Mrs. Oliver sat down in a chair at the far end of the room and began to sob quietly.

Battle took up the telephone receiver and spoke. Then he said:

“The local police will be round immediately. Orders from headquarters are that I'm to take on the case. Divisional surgeon will be here almost at once. How long should you say he'd been dead, M. Poirot? I'd say well over an hour myself.”

“I agree. Alas, that one cannot be more exact—that one cannot say, ‘This man has been dead one hour, twenty-five minutes and forty seconds.'”

Battle nodded absently.

“He was sitting right in front of the fire. That makes a slight difference. Over an hour—not more than two and a half: that's what our doctor will say, I'll be bound. And nobody heard anything and nobody saw anything. Amazing! What a desperate chance to take. He might have cried out.”

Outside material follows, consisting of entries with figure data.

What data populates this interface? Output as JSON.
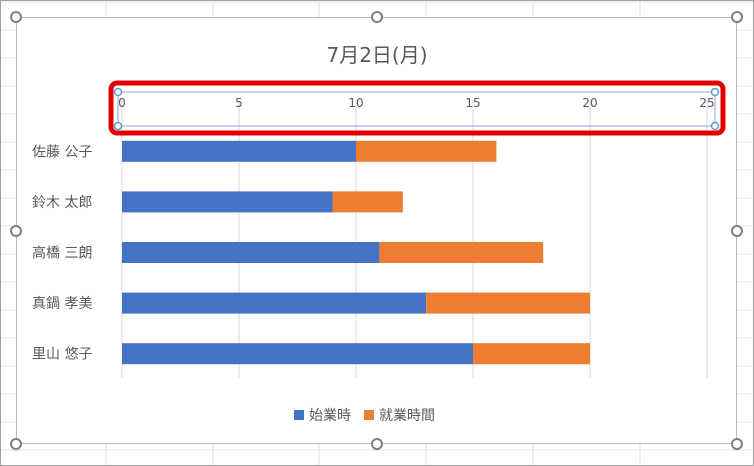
{
  "chart_data": {
    "type": "bar",
    "orientation": "horizontal",
    "stacked": true,
    "title": "7月2日(月)",
    "categories": [
      "佐藤 公子",
      "鈴木 太郎",
      "高橋 三朗",
      "真鍋 孝美",
      "里山 悠子"
    ],
    "series": [
      {
        "name": "始業時",
        "color": "#4472c4",
        "values": [
          10,
          9,
          11,
          13,
          15
        ]
      },
      {
        "name": "就業時間",
        "color": "#ed7d31",
        "values": [
          6,
          3,
          7,
          7,
          5
        ]
      }
    ],
    "xlim": [
      0,
      25
    ],
    "xticks": [
      0,
      5,
      10,
      15,
      20,
      25
    ],
    "x_axis_position": "top",
    "grid": true,
    "legend_position": "bottom",
    "axis_highlight_color": "#e00000"
  }
}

“But he did not. The murderer's luck held. As you say,
mon ami,
it was a very desperate business.”

“Any idea, M. Poirot, as to motive? Anything of that kind?”

Poirot said slowly:

“Yes, I have something to say on that score. Tell me, M. Shaitana—he did not give you any hint of what kind of a party you were coming to tonight?”

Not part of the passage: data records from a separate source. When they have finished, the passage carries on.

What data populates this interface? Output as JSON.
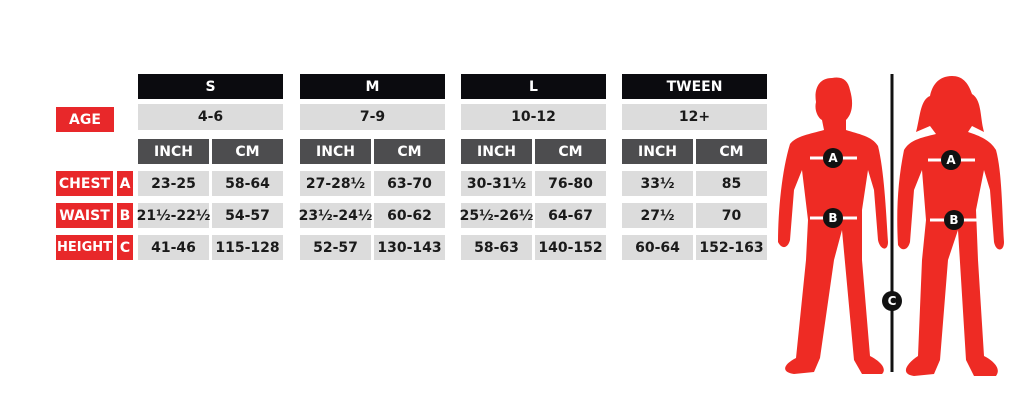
{
  "row_labels": {
    "age": "AGE",
    "chest": "CHEST",
    "waist": "WAIST",
    "height": "HEIGHT"
  },
  "row_letters": {
    "chest": "A",
    "waist": "B",
    "height": "C"
  },
  "units": {
    "inch": "INCH",
    "cm": "CM"
  },
  "sizes": [
    {
      "name": "S",
      "age": "4-6",
      "chest": [
        "23-25",
        "58-64"
      ],
      "waist": [
        "21½-22½",
        "54-57"
      ],
      "height": [
        "41-46",
        "115-128"
      ]
    },
    {
      "name": "M",
      "age": "7-9",
      "chest": [
        "27-28½",
        "63-70"
      ],
      "waist": [
        "23½-24½",
        "60-62"
      ],
      "height": [
        "52-57",
        "130-143"
      ]
    },
    {
      "name": "L",
      "age": "10-12",
      "chest": [
        "30-31½",
        "76-80"
      ],
      "waist": [
        "25½-26½",
        "64-67"
      ],
      "height": [
        "58-63",
        "140-152"
      ]
    },
    {
      "name": "TWEEN",
      "age": "12+",
      "chest": [
        "33½",
        "85"
      ],
      "waist": [
        "27½",
        "70"
      ],
      "height": [
        "60-64",
        "152-163"
      ]
    }
  ],
  "colors": {
    "accent": "#e8282a",
    "header": "#0b0b0f",
    "unit_header": "#4d4d4f",
    "cell": "#dcdcdc"
  },
  "figure": {
    "markers": [
      "A",
      "B",
      "C"
    ]
  }
}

Superintendent Battle looked at him curiously.

“No, M. Poirot. He didn't say anything at all. Why?”

A bell whirred in the distance and a knocker was plied.

“That's our people,” said Superintendent Battle. “I'll go and let 'em in. We'll have your story presently. Must get on with the routine work.”

Poirot nodded.

Battle left the room.

Mrs. Oliver continued to sob.

Poirot went over to the bridge table. Without touching anything, he examined the scores. He shook his head once or twice.

“The stupid little man! Oh, the stupid little man,” murmured Hercule Poirot. “To dress up as the devil and try to frighten people.
Quel enfantillage!

The door opened. The divisional surgeon came in, bag in hand. He was followed by the divisional inspector, talking to Battle. A camera man came next. There was a constable in the hall.

The routine of the detection of crime had begun.